The Simon Wiesenthal Center issued a statement applauding the decision by R&B singer Alicia Keys to go ahead with her July 4th concert in Tel Aviv despite calls from a number of anti-Israel activists to boycott the Jewish state.
“I look forward to my first visit to Israel. Music is a universal language that is meant to unify audiences in peace and love, and that is the spirit of our show,” Keys said in a statement Friday to the New York Times.
Pulitzer Prize-winning author and activist, Alice Walker, and Pink Floyd member, Roger Waters, had beseeched Keys to boycott the Jewish state.
Waker had wrote an open letter to Keys stating, “It would grieve me to know you are putting yourself in danger (soul danger) by performing in an apartheid country ... ."
Waters also asked the singer not to perform, as her appearance would, “... give legitimacy to the Israeli government policies of illegal, apartheid, occupation of the homelands of the indigenous people of Palestine.”
In its statement, founder and dean of the Simon Wiesenthal Center, Rabbi Marvin Hier stated, "When Ms. Keyes sings in Israel on July 4th, she will be singing in the only free country in the entire Middle East, where women enjoy equal rights with men and Israeli Arabs have more rights than any of their brothers and sisters in the Arab world.”

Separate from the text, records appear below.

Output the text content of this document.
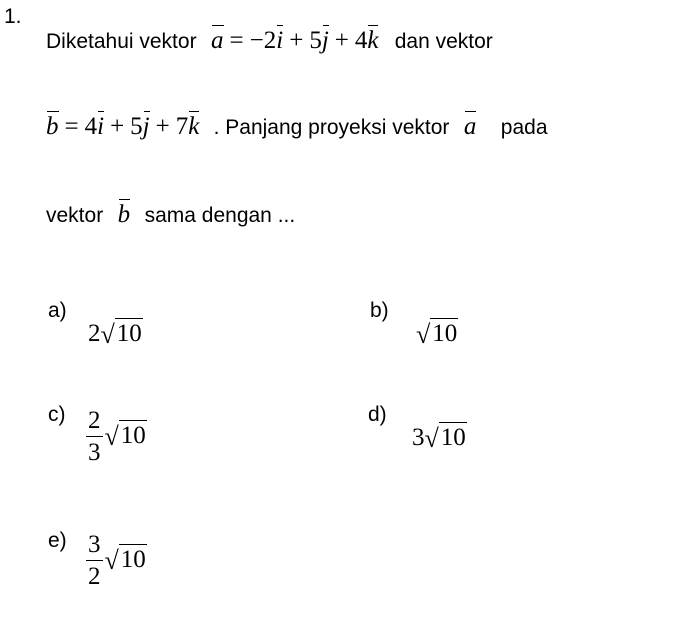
1.
Diketahui vektor a = −2i + 5j + 4k dan vektor
b = 4i + 5j + 7k . Panjang proyeksi vektor a pada
vektor b sama dengan ...
a)
2√10
b)
√10
$c) \frac{2}{3} √10$
d)
3√10
$e) \frac{3}{2} √10$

"Equating Israel with apartheid South Africa is a sinister distortion of the truth,” Rabbi Hier said, adding, “Just look at what is happening in Iran, Syria, Lebanon and Egypt."
“Israel has said countless times that it is willing to sit down with the Palestinians without pre-conditions. But Israel cannot be expected to make peace with Hamas, a terrorist organization committed to Israel's destruction, just as African-Americans cannot make peace with the KKK," Hier concluded.
Last year Walker refused to authorize a new Hebrew translation of her acclaimed novel, “The Color Purple.”